Put us side by side, and you’d never guess we were related.
“Fuck anyone who makes you feel bad about yourself,” Nate said, setting his fork down and crossing his arms over his broad chest.
“I don’t care about anyone, Nate. I only care about Holly. What if I try talking to her, and she shuts me down?”
“Then she’s not the right person for you either. But you won’t know unless you try.” Nate sighed and sat back, studying me. “Did she seem interested?”
I thought about the way Holly had looked at me in my kitchen.
The way she’d laughed at my terrible sea holly joke.
Then, the way her voice had gone soft when she said she liked it because it was a little weird and not too perfect.
The way her eyes had connected with mine, it had certainly felt like she might have been talking about me, too.
Then again, it was entirely possible I’d misread everything.
“I don’t know,” I admitted. “Maybe?”
“Maybe is better than no.” Nate pointed his fork at me. “Next time you see her, talk to her, Luke. Ask her about her work. What she’s doing for the holidays. What her favorite movie is. You know, normal conversation topics.”
We had talked about those things. Well, not her plans for Christmas or her favorite movie. But I probably knew more about her work and how losing her shop had impacted her than most people did. And that hadn’t been an easy conversation—for her or for me.

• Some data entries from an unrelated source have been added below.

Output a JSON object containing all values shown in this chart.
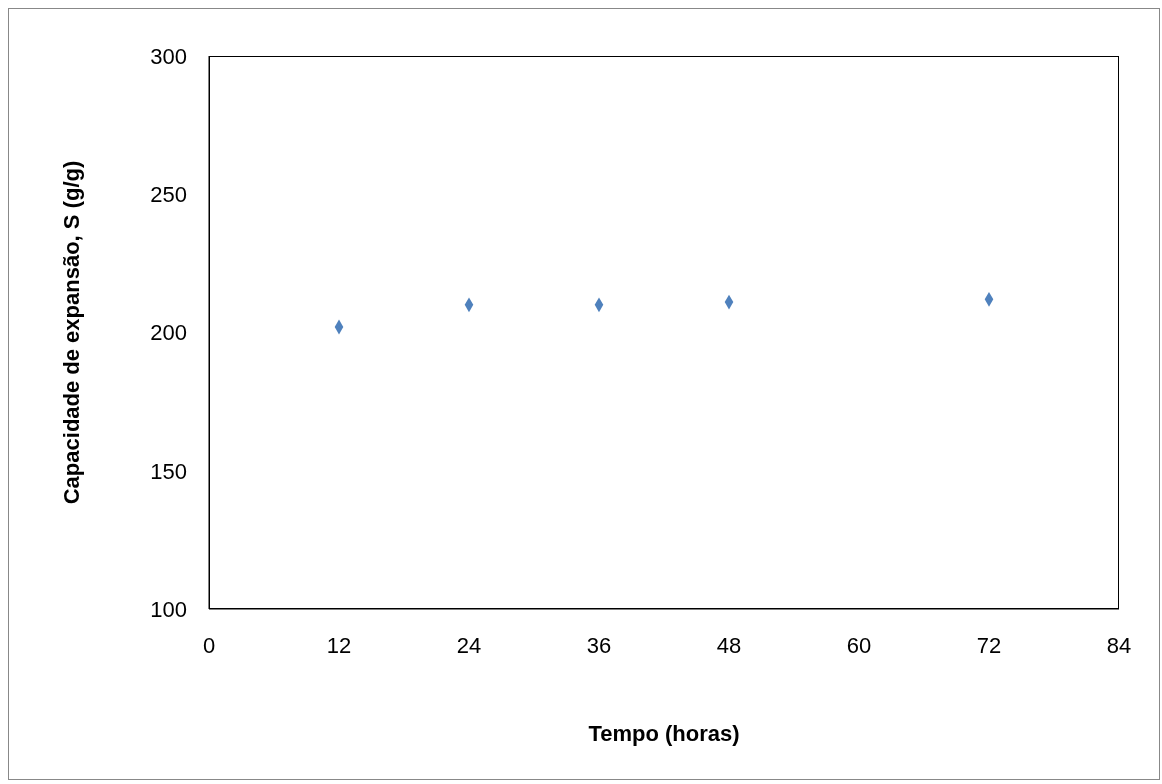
{
  "chart_data": {
    "type": "scatter",
    "xlabel": "Tempo (horas)",
    "ylabel": "Capacidade  de expansão, S (g/g)",
    "x": [
      12,
      24,
      36,
      48,
      72
    ],
    "series": [
      {
        "color": "#4f81bd",
        "values": [
          202,
          210,
          210,
          211,
          212
        ]
      }
    ],
    "xlim": [
      0,
      84
    ],
    "xticks": [
      0,
      12,
      24,
      36,
      48,
      60,
      72,
      84
    ],
    "ylim": [
      100,
      300
    ],
    "yticks": [
      100,
      150,
      200,
      250,
      300
    ],
    "grid": false,
    "legend": false,
    "marker": "diamond"
  }
}
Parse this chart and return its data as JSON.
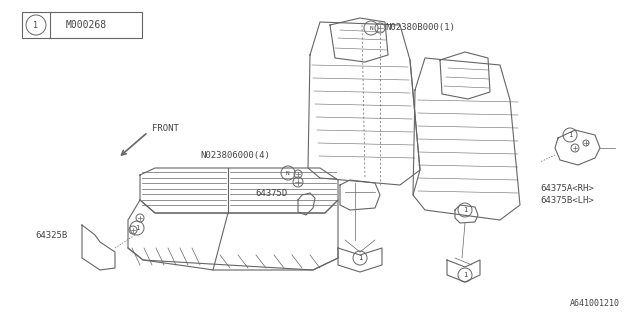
{
  "bg_color": "#ffffff",
  "line_color": "#666666",
  "text_color": "#444444",
  "part_number_bottom_right": "A641001210",
  "label_N1_text": "N02380B000(1)",
  "label_N4_text": "N023806000(4)",
  "label_64375D": "64375D",
  "label_64325B": "64325B",
  "label_64375A": "64375A<RH>",
  "label_64375B": "64375B<LH>",
  "label_front": "FRONT"
}
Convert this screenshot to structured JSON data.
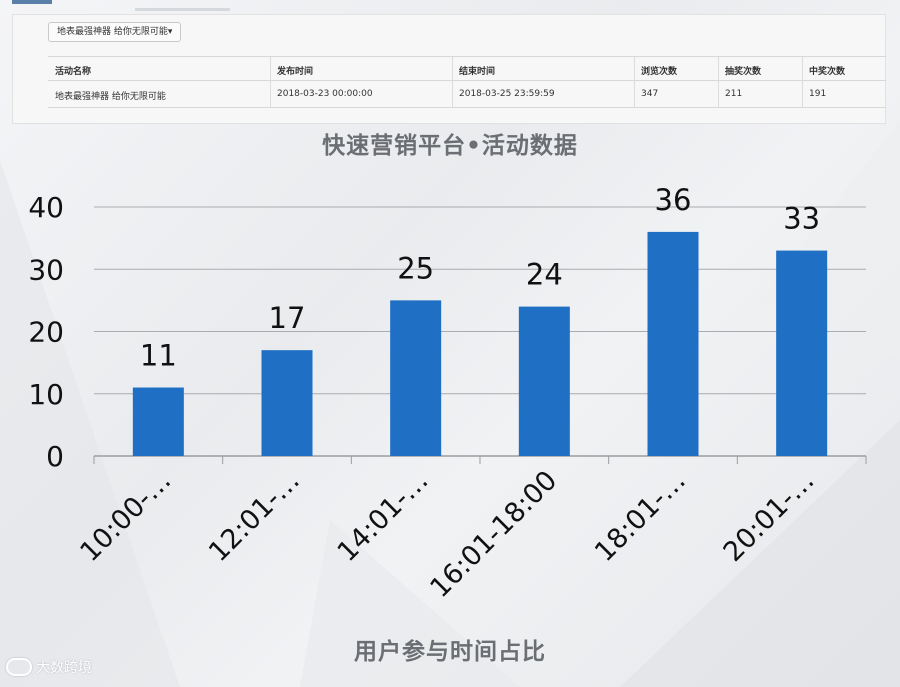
{
  "dropdown": {
    "label": "地表最强神器 给你无限可能▾"
  },
  "table": {
    "headers": [
      "活动名称",
      "发布时间",
      "结束时间",
      "浏览次数",
      "抽奖次数",
      "中奖次数"
    ],
    "rows": [
      [
        "地表最强神器 给你无限可能",
        "2018-03-23 00:00:00",
        "2018-03-25 23:59:59",
        "347",
        "211",
        "191"
      ]
    ]
  },
  "chart_data": {
    "type": "bar",
    "title": "快速营销平台•活动数据",
    "xlabel": "用户参与时间占比",
    "ylabel": "",
    "categories": [
      "10:00-…",
      "12:01-…",
      "14:01-…",
      "16:01-18:00",
      "18:01-…",
      "20:01-…"
    ],
    "values": [
      11,
      17,
      25,
      24,
      36,
      33
    ],
    "ylim": [
      0,
      40
    ],
    "yticks": [
      0,
      10,
      20,
      30,
      40
    ],
    "grid": true,
    "bar_color": "#1f6fc5"
  },
  "watermark": {
    "text": "大数跨境"
  }
}
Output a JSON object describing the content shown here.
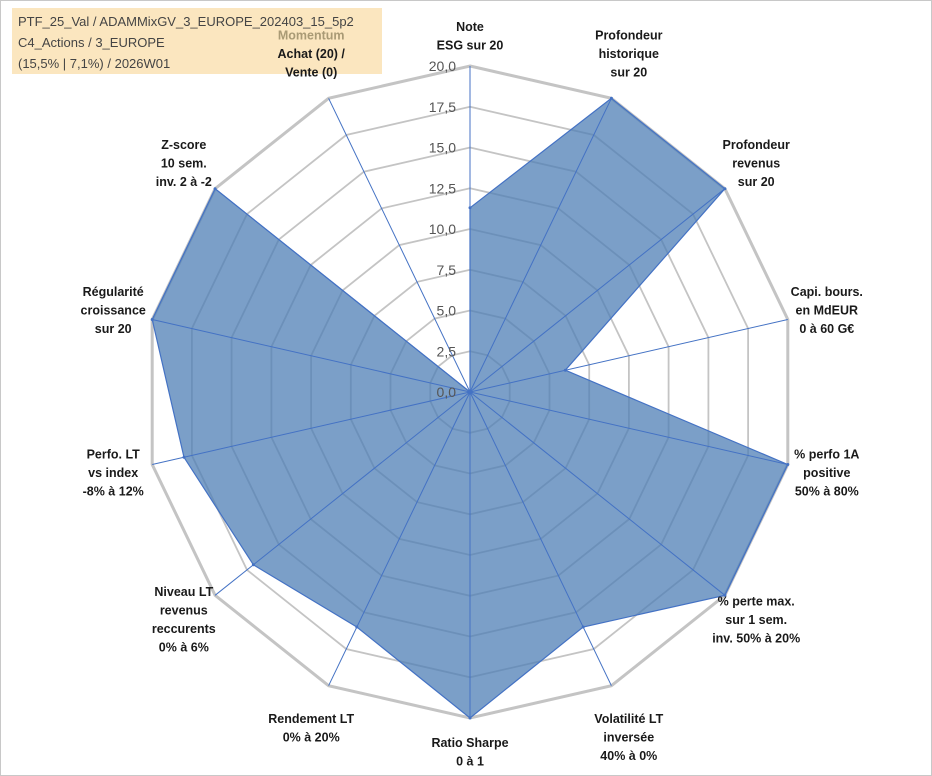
{
  "info_box": {
    "line1": "PTF_25_Val / ADAMMixGV_3_EUROPE_202403_15_5p2",
    "line2": "C4_Actions / 3_EUROPE",
    "line3": "(15,5% | 7,1%) / 2026W01"
  },
  "chart_data": {
    "type": "radar",
    "title": "",
    "rlim": [
      0,
      20
    ],
    "ticks": [
      "0,0",
      "2,5",
      "5,0",
      "7,5",
      "10,0",
      "12,5",
      "15,0",
      "17,5",
      "20,0"
    ],
    "tick_values": [
      0,
      2.5,
      5,
      7.5,
      10,
      12.5,
      15,
      17.5,
      20
    ],
    "grid": true,
    "categories": [
      [
        "Note",
        "ESG sur 20"
      ],
      [
        "Profondeur",
        "historique",
        "sur 20"
      ],
      [
        "Profondeur",
        "revenus",
        "sur 20"
      ],
      [
        "Capi. bours.",
        "en MdEUR",
        "0 à 60 G€"
      ],
      [
        "% perfo 1A",
        "positive",
        "50% à 80%"
      ],
      [
        "% perte max.",
        "sur 1 sem.",
        "inv. 50% à 20%"
      ],
      [
        "Volatilité LT",
        "inversée",
        "40% à 0%"
      ],
      [
        "Ratio Sharpe",
        "0 à 1"
      ],
      [
        "Rendement LT",
        "0% à 20%"
      ],
      [
        "Niveau LT",
        "revenus",
        "reccurents",
        "0% à 6%"
      ],
      [
        "Perfo. LT",
        "vs index",
        "-8% à 12%"
      ],
      [
        "Régularité",
        "croissance",
        "sur 20"
      ],
      [
        "Z-score",
        "10 sem.",
        "inv. 2 à -2"
      ],
      [
        "Momentum",
        "Achat (20) /",
        "Vente (0)"
      ]
    ],
    "series": [
      {
        "values": [
          11.3,
          20,
          20,
          6,
          20,
          20,
          16,
          20,
          16,
          17,
          18,
          20,
          20,
          0
        ],
        "color": "#4f7fb5"
      }
    ],
    "colors": {
      "fill": "#4f7fb5",
      "fill_opacity": 0.75,
      "outline": "#4472c4",
      "grid": "#c4c4c4",
      "axis": "#4472c4",
      "momentum_label": "#a99a75"
    }
  }
}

“I can do that,” I said, my confidence increasing.
“Good. Because if you keep running away from her, eventually she’s going to think you’re a weirdo.”
“She already thinks I’m weird.”
“Okay. Weirder, then.”
Maybe he was right. Maybe “weird” didn’t have to be a dealbreaker. Maybe it could even be a differentiator—something that set me apart instead of holding me back.
Because if there was one thing I understood, it was finding value in what others had overlooked.